The last thing needed to list the watch face in the companion app is a preview. A preview for both, the round and square faces, should be provided in the drawable
resource folder. We specify the previews for the service using a[MetaData]
attribute. The metadata Name
for a square preview is com.google.android.wearable.watchface.preview
, and for a round preview is com.google.android.wearable.watchface.preview_circular
. The resource for each of these would be set using the metadata Resource
property. In the case of a square face, we might have a value of @drawable/preview_square
and for a round face, @drawable/preview_round
.
When the app is installed on the wearable, both the companion app and the wearable will receive a new entry in the watch face picker. The user will then be able to select it as they would any other watch face. The preview images specified by the [MetaData]
data attributes will be used as the picker item.

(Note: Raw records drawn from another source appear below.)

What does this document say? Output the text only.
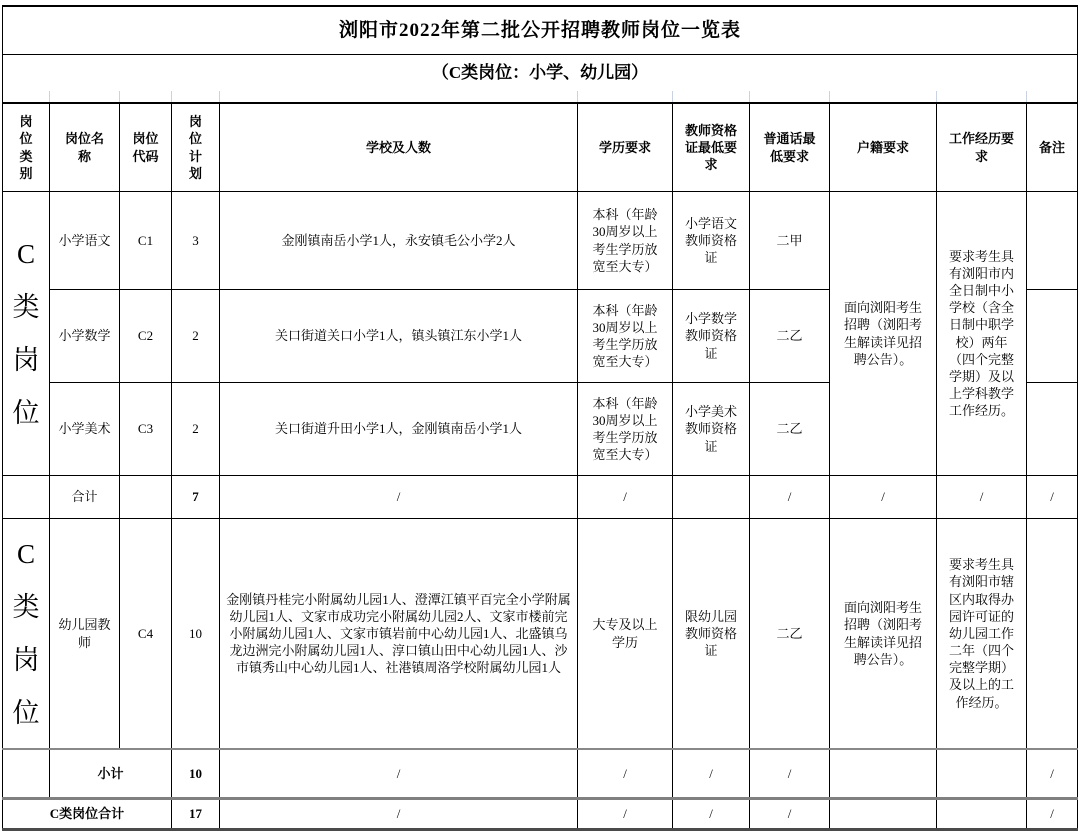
浏阳市2022年第二批公开招聘教师岗位一览表										
（C类岗位：小学、幼儿园）										

岗位类别	岗位名称	岗位代码	岗位计划	学校及人数	学历要求	教师资格证最低要求	普通话最低要求	户籍要求	工作经历要求	备注
C
类
岗
位	小学语文	C1	3	金刚镇南岳小学1人，永安镇毛公小学2人	本科（年龄30周岁以上考生学历放宽至大专）	小学语文教师资格证	二甲	面向浏阳考生招聘（浏阳考生解读详见招聘公告）。	要求考生具有浏阳市内全日制中小学校（含全日制中职学校）两年（四个完整学期）及以上学科教学工作经历。	
	小学数学	C2	2	关口街道关口小学1人，镇头镇江东小学1人	本科（年龄30周岁以上考生学历放宽至大专）	小学数学教师资格证	二乙			
	小学美术	C3	2	关口街道升田小学1人，金刚镇南岳小学1人	本科（年龄30周岁以上考生学历放宽至大专）	小学美术教师资格证	二乙			
	合计		7	/	/		/	/	/	/
C
类
岗
位	幼儿园教师	C4	10	金刚镇丹桂完小附属幼儿园1人、澄潭江镇平百完全小学附属幼儿园1人、文家市成功完小附属幼儿园2人、文家市楼前完小附属幼儿园1人、文家市镇岩前中心幼儿园1人、北盛镇乌龙边洲完小附属幼儿园1人、淳口镇山田中心幼儿园1人、沙市镇秀山中心幼儿园1人、社港镇周洛学校附属幼儿园1人	大专及以上学历	限幼儿园教师资格证	二乙	面向浏阳考生招聘（浏阳考生解读详见招聘公告）。	要求考生具有浏阳市辖区内取得办园许可证的幼儿园工作二年（四个完整学期）及以上的工作经历。	
	小计		10	/	/	/	/			/
C类岗位合计			17	/	/	/	/			/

In addition to displaying the current time, the watch face can also present information to the user. Such information could be of any upcoming events on the calendar, any unread emails, or fitness information. Similar to creating a Handler
instance to redraw the screen every second, we can create a Handler
instance to retrieve data from a calendar or inbox very so often.
Watch faces can also respond to tap events. To receive tap events, we need to specify that we handle these events when creating the WatchFaceStyle
instance. The WatchFaceStyle.Builder
type has a method, SetAcceptsTapEvents()
,which is used to perform this. If we pass true
into this method, when the user taps the watch face, the OnTapCommand()
method of the watch face engine will be invoked. We can override this method to process the tap event.